Alice Gibson (3 September 1923 – 16 January 2021) was a chief librarian from Belize active in development of the country's library system. Beginning her career as a social worker, she became interested in fostering libraries throughout the country. She earned a degree from the British Library Service and founded libraries throughout the country. She worked at Pallotti High School in Belize City.

==Biography==
Alice Gibson was born on 3 September 1923, in Belize City, British Honduras. She attended St. John’s Primary School. In her early career, she worked as a social worker and assisted in collecting data on poverty in Belize, including teenage pregnancy, and unemployment. She was a librarian and has been active in development of a library system for the country. She began as an assistant librarian in 1955 and founded reading groups for girls. She was qualified as a librarian in 1961 earning "Associate of the Library Association" degree from the British Library Association (as it was then known).

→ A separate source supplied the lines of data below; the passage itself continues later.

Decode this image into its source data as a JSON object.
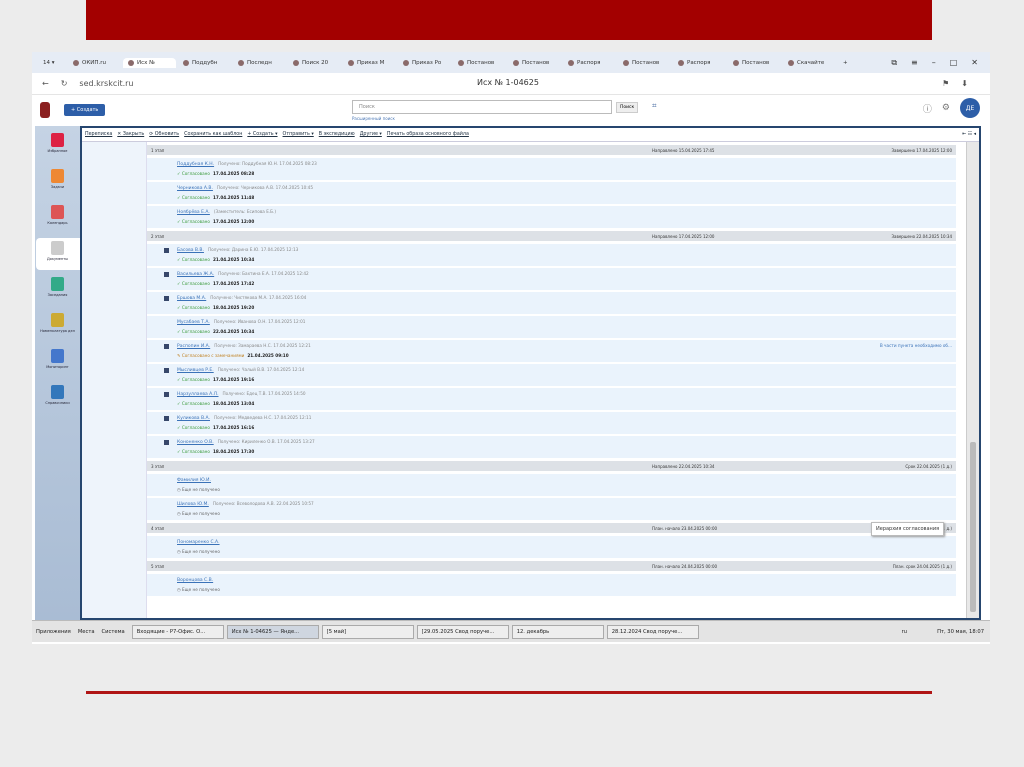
{
  "browser": {
    "tabs": [
      "ОКИП.ru",
      "Исх №",
      "Поддубн",
      "Последн",
      "Поиск 20",
      "Приказ М",
      "Приказ Ро",
      "Постанов",
      "Постанов",
      "Распоря",
      "Постанов",
      "Распоря",
      "Постанов",
      "Скачайте"
    ],
    "url": "sed.krskcit.ru",
    "page_title": "Исх № 1-04625"
  },
  "header": {
    "create": "+ Создать",
    "search_placeholder": "Поиск",
    "advanced_search": "Расширенный поиск",
    "search_button": "Поиск",
    "avatar": "ДЕ"
  },
  "sidebar": [
    "Избранное",
    "Задачи",
    "Календарь",
    "Документы",
    "Заседания",
    "Номенклатура дел",
    "Мониторинг",
    "Справочники"
  ],
  "toolbar": [
    "Переписка",
    "✕ Закрыть",
    "⟳ Обновить",
    "Сохранить как шаблон",
    "+ Создать ▾",
    "Отправить ▾",
    "В экспедицию",
    "Другие ▾",
    "Печать образа основного файла"
  ],
  "list": [
    {
      "type": "stage",
      "label": "1 этап",
      "mid": "Направлено 15.04.2025 17:45",
      "right": "Завершено 17.04.2025 12:00"
    },
    {
      "type": "row",
      "name": "Поддубная К.Н.",
      "info": "Получено: Поддубная Ю.Н. 17.04.2025 08:23",
      "status": "✓ Согласовано",
      "date": "17.04.2025 08:28"
    },
    {
      "type": "row",
      "name": "Черникова А.В.",
      "info": "Получено: Черникова А.В. 17.04.2025 10:45",
      "status": "✓ Согласовано",
      "date": "17.04.2025 11:48"
    },
    {
      "type": "row",
      "name": "Ноябрёва Е.А.",
      "info": "(Заместитель: Есипова Е.Б.)",
      "status": "✓ Согласовано",
      "date": "17.04.2025 12:00"
    },
    {
      "type": "stage",
      "label": "2 этап",
      "mid": "Направлено 17.04.2025 12:00",
      "right": "Завершено 22.04.2025 10:34"
    },
    {
      "type": "row",
      "plus": true,
      "name": "Басова В.В.",
      "info": "Получено: Дарина Е.Ю. 17.04.2025 12:13",
      "status": "✓ Согласовано",
      "date": "21.04.2025 10:34"
    },
    {
      "type": "row",
      "plus": true,
      "name": "Васильева Ж.А.",
      "info": "Получено: Бахтина Е.А. 17.04.2025 12:42",
      "status": "✓ Согласовано",
      "date": "17.04.2025 17:42"
    },
    {
      "type": "row",
      "plus": true,
      "name": "Ершова М.А.",
      "info": "Получено: Чистякова М.А. 17.04.2025 16:04",
      "status": "✓ Согласовано",
      "date": "18.04.2025 19:20"
    },
    {
      "type": "row",
      "name": "Мусабаев Т.А.",
      "info": "Получено: Иванова О.Н. 17.04.2025 12:01",
      "status": "✓ Согласовано",
      "date": "22.04.2025 10:34"
    },
    {
      "type": "row",
      "plus": true,
      "name": "Распопин И.А.",
      "info": "Получено: Замараева Н.С. 17.04.2025 12:21",
      "status": "✎ Согласовано с замечаниями",
      "warn": true,
      "date": "21.04.2025 09:10",
      "link": "В части пункта необходимо об..."
    },
    {
      "type": "row",
      "plus": true,
      "name": "Мысливцев Р.Е.",
      "info": "Получено: Чалый В.В. 17.04.2025 12:14",
      "status": "✓ Согласовано",
      "date": "17.04.2025 19:16"
    },
    {
      "type": "row",
      "plus": true,
      "name": "Нарзуллаева А.Л.",
      "info": "Получено: Едец Т.В. 17.04.2025 14:50",
      "status": "✓ Согласовано",
      "date": "18.04.2025 13:04"
    },
    {
      "type": "row",
      "plus": true,
      "name": "Куликова В.А.",
      "info": "Получено: Медведева Н.С. 17.04.2025 12:11",
      "status": "✓ Согласовано",
      "date": "17.04.2025 16:16"
    },
    {
      "type": "row",
      "plus": true,
      "name": "Кононенко О.В.",
      "info": "Получено: Кириленко О.В. 17.04.2025 13:27",
      "status": "✓ Согласовано",
      "date": "18.04.2025 17:30"
    },
    {
      "type": "stage",
      "label": "3 этап",
      "mid": "Направлено 22.04.2025 10:34",
      "right": "Срок 22.04.2025 (1 д.)"
    },
    {
      "type": "row",
      "name": "Фамилия Ю.И.",
      "info": "",
      "status": "◷ Еще не получено",
      "gray": true
    },
    {
      "type": "row",
      "name": "Шилова Ю.М.",
      "info": "Получено: Всеволодова А.В. 22.04.2025 10:57",
      "status": "◷ Еще не получено",
      "gray": true
    },
    {
      "type": "stage",
      "label": "4 этап",
      "mid": "План. начало 23.04.2025 00:00",
      "right": "План. срок 23.04.2025 (1 д.)"
    },
    {
      "type": "row",
      "name": "Пономаренко С.А.",
      "info": "",
      "status": "◷ Еще не получено",
      "gray": true
    },
    {
      "type": "stage",
      "label": "5 этап",
      "mid": "План. начало 24.04.2025 00:00",
      "right": "План. срок 24.04.2025 (1 д.)"
    },
    {
      "type": "row",
      "name": "Воронцова С.В.",
      "info": "",
      "status": "◷ Еще не получено",
      "gray": true
    }
  ],
  "tooltip": "Иерархия согласования",
  "taskbar": {
    "menu": [
      "Приложения",
      "Места",
      "Система"
    ],
    "windows": [
      "Входящие - Р7-Офис. О...",
      "Исх № 1-04625 — Янде...",
      "[5 май]",
      "[29.05.2025 Свод поруче...",
      "12. декабрь",
      "28.12.2024 Свод поруче..."
    ],
    "lang": "ru",
    "clock": "Пт, 30 мая, 18:07"
  }
}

Gibson traveled the country training library personnel and developing rural libraries, helping to establish several dozen in the country. In 1976, she was appointed to Chief Librarian for the country and maintained that position until her retirement in 1978. After retirement, Gibson returned to work and in 1993, was serving as the principal librarian of the National Library Service. She later served as the head of the library at the Pallotti High School for girls of Belize City. In 2006, she was honored, along with other Chief Librarians, for contributions to the development of libraries in Belize.

She died in January 2021 at the age of 97.